I planned to sneak out in the dark and kidnap him from a tent. THE tent.
I made a rolled up pink blanket and pretended it was the blonde monkey. I kissed him repeatedly, comforted him and promised I would save him from harm. I told him he was beautiful, because he was.
Next, what to do with a hidden monkey? Here’s my 4-year-old idea. For breakfast Cheerios and water. For dinner? Spaghettios…cold. I would keep him under my bed so my mother wouldn’t notice. I planned and planned. I would make it up to him. I sewed him a shirt with arms. I would heal him with love. My sincere love. Monkey love.

The circus left town.
I still am ashamed of myself for not saving him. The hay…the scary microphone guy. We could have had lunches together at Woolworth’s with French fries and Cokes. He could have been my best friend.

*****
Much Later
Fifty years later I was at an Eastman House photography show entitled “Why Look at Animals?” In a little pamphlet was a photograph, “Circus Monkeys,” from1950. “Holy lovin’ Mother o’ Jaiysus!” There was my sandy monkey wearing a waffle piquet sailor collared shirt!!! His soulful eyes!!!!!! My first adored adoree.
I made a little painting of him with fireworks in the background in an imported Italian frame. I still think of him as suitor One. Sweet Monkey.
After that, things went downhill. All my romantic relationships with men remained very similar and I usually knew the beginnings and endings ahead of time.

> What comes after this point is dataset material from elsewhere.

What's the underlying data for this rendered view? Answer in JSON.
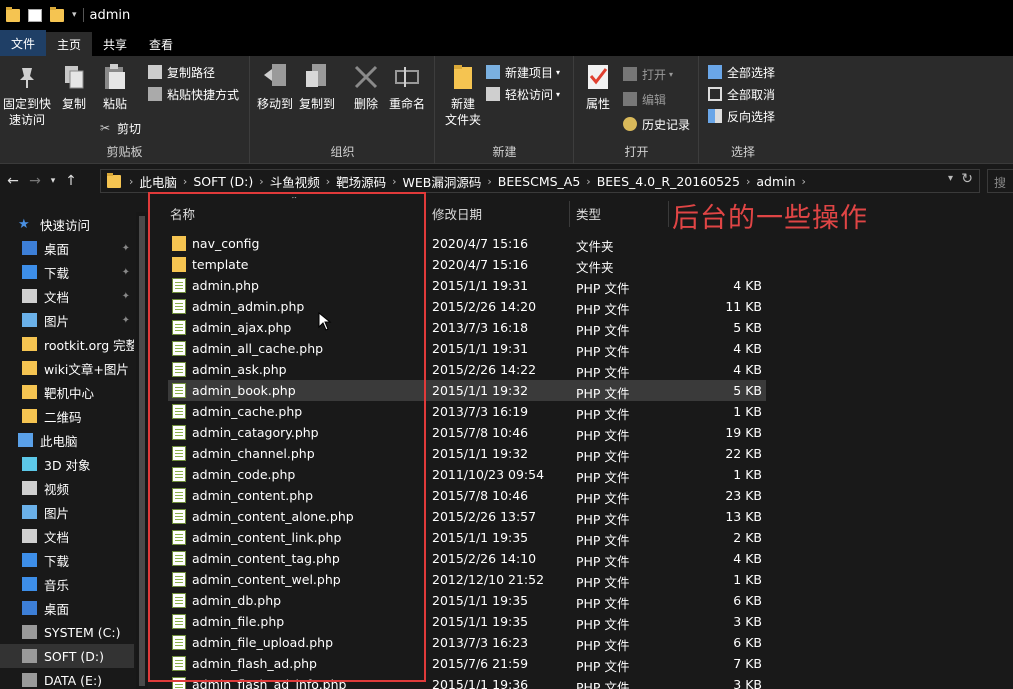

It went sort of like this:
Don’t notice me and don’t choose me. I’m not here. I’m invisible. Wait, maybe I have made a mistake. Maybe you’re right and I will save you. Please do me a favor and hide under the bed. I love you and I’ll feed you  even if you’re a marshmallow on fire. Uh oh, this is a mistake. Changed my mind. OK, this is not working with the cold spaghettios and I’m sick of cooking anyway. Goodbye, sweetheart. I’ll never forget you. Till’ death do us part.